Hükmün, davalı vekili tarafından temyiz edilmesi üzerine, temyiz isteğinin süresinde olduğu anlaşıldıktan ve Tetkik Hâkimi ... tarafından düzenlenen raporla dosyadaki kâğıtlar okunduktan sonra işin gereği düşünüldü ve aşağıdaki karar tespit edildi.
Dava, 29.03.2011 tarihli iş kazasında yaralanan sigortalıya ödenen geçici iş göremezlik ödeneği ve yapılan tedavi, reçete masrafından oluşan kurum zararının tahsili istemine ilişkin olup, Davanın yasal dayanağı olay tarihinde yürürlükte olan 5510 sayılı Kanunun 21. maddesidir.
Rücu davaları, kusur sorumluluğuna dayanmakta olup, iş kazasında kusuru olanlar, davacı Kurumun rücu alacağından kusurları karşılığında sorumludur. Kusurun belirlenmesinde ise zararlandırıcı sigorta olayının ne şekilde oluştuğunun, dosya içeriğindeki tüm deliller takdir olunarak belirlenmesi ve kabul edilen maddi olgular doğrultusunda, konusunda uzman sayılacak kişilerden oluşturulacak bilirkişi heyetinden, aynı olay nedeniyle daha önce açılmış ve kesinleşmiş tazminat ve ceza dosyaları varsa, bu dosyalardaki kusur raporları ile çelişki oluşturmayacak şekilde kusur oran ve aidiyeti konusunda rapor alınması gereklidir.

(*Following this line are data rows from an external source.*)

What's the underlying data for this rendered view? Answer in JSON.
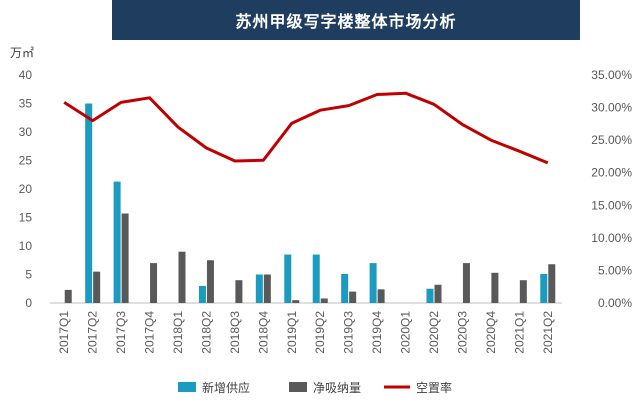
{
  "chart_data": {
    "type": "bar",
    "title": "苏州甲级写字楼整体市场分析",
    "y_left_unit": "万㎡",
    "categories": [
      "2017Q1",
      "2017Q2",
      "2017Q3",
      "2017Q4",
      "2018Q1",
      "2018Q2",
      "2018Q3",
      "2018Q4",
      "2019Q1",
      "2019Q2",
      "2019Q3",
      "2019Q4",
      "2020Q1",
      "2020Q2",
      "2020Q3",
      "2020Q4",
      "2021Q1",
      "2021Q2"
    ],
    "y_left_ticks": [
      "0",
      "5",
      "10",
      "15",
      "20",
      "25",
      "30",
      "35",
      "40"
    ],
    "y_right_ticks": [
      "0.00%",
      "5.00%",
      "10.00%",
      "15.00%",
      "20.00%",
      "25.00%",
      "30.00%",
      "35.00%"
    ],
    "ylim_left": [
      0,
      40
    ],
    "ylim_right": [
      0,
      0.35
    ],
    "series": [
      {
        "name": "新增供应",
        "type": "bar",
        "axis": "left",
        "color": "#1a9bbf",
        "values": [
          0,
          35.0,
          21.3,
          0,
          0,
          3.0,
          0,
          5.0,
          8.5,
          8.5,
          5.1,
          7.0,
          0,
          2.5,
          0,
          0,
          0,
          5.1
        ]
      },
      {
        "name": "净吸纳量",
        "type": "bar",
        "axis": "left",
        "color": "#595959",
        "values": [
          2.3,
          5.5,
          15.7,
          7.0,
          9.0,
          7.5,
          4.0,
          5.0,
          0.5,
          0.8,
          2.0,
          2.4,
          0,
          3.2,
          7.0,
          5.3,
          4.0,
          6.8
        ]
      },
      {
        "name": "空置率",
        "type": "line",
        "axis": "right",
        "color": "#c00000",
        "values": [
          0.308,
          0.28,
          0.308,
          0.315,
          0.27,
          0.238,
          0.218,
          0.219,
          0.276,
          0.296,
          0.303,
          0.32,
          0.322,
          0.305,
          0.274,
          0.25,
          0.233,
          0.215
        ]
      }
    ],
    "legend_position": "bottom",
    "grid": false
  }
}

SGK Rehberlik ve Teftiş Başkanlığının 13.05.2013 tarihli İnceleme Raporunda gerekçeleriyle birlikte işverenin %80, kazalı ... ’in %20 oranında kusurlu olduğu tespit edilmiş, mahkemece hükme esas alınan bilirkişi kusur raporunda ise işverenin %100 oranında kusurlu olduğu, kazalı işçinin kusurunun olmadığı belirtilmekle, SGK müfettiş raporuyla, hükme esas alınan bilirkişi kusur raporu arasında meydana gelen olay ile ilgili farklı oran ve aidiyetler belirlenerek çelişkinin oluştuğu anlaşılmaktadır.
Mahkemece yapılacak iş; saptanan maddi olgulara göre olayın oluşu tereddütsüz belirlenip, tüm delillerle birlikte değerlendirilerek, alanında uzman bilirkişi heyetinden oluşa ve mevzuata uygun, raporlar arasındaki kusur oran ve aidiyetleri konusunda oluşan çelişkiler giderilecek şekilde yeniden rapor alınıp, irdelenerek, varılacak sonucuna göre karar vermekten ibarettir.
Bu maddi ve hukuki olgular göz önünde bulundurulmaksızın, mahkemece hatalı değerlendirme sonucu, yazılı şekilde hüküm kurulması, usul ve yasaya aykırı olup bozma nedenidir.
O hâlde, davalı vekilinin bu yönleri amaçlayan temyiz itirazları kabul olunmalı ve hüküm bozulmalıdır.
SONUÇ : Temyiz edilen hükmün yukarıda açıklanan nedenlerle BOZULMASINA, temyiz harcının istek halinde davalıya iadesine, 18.03.2019 gününde oybirliğiyle karar verildi.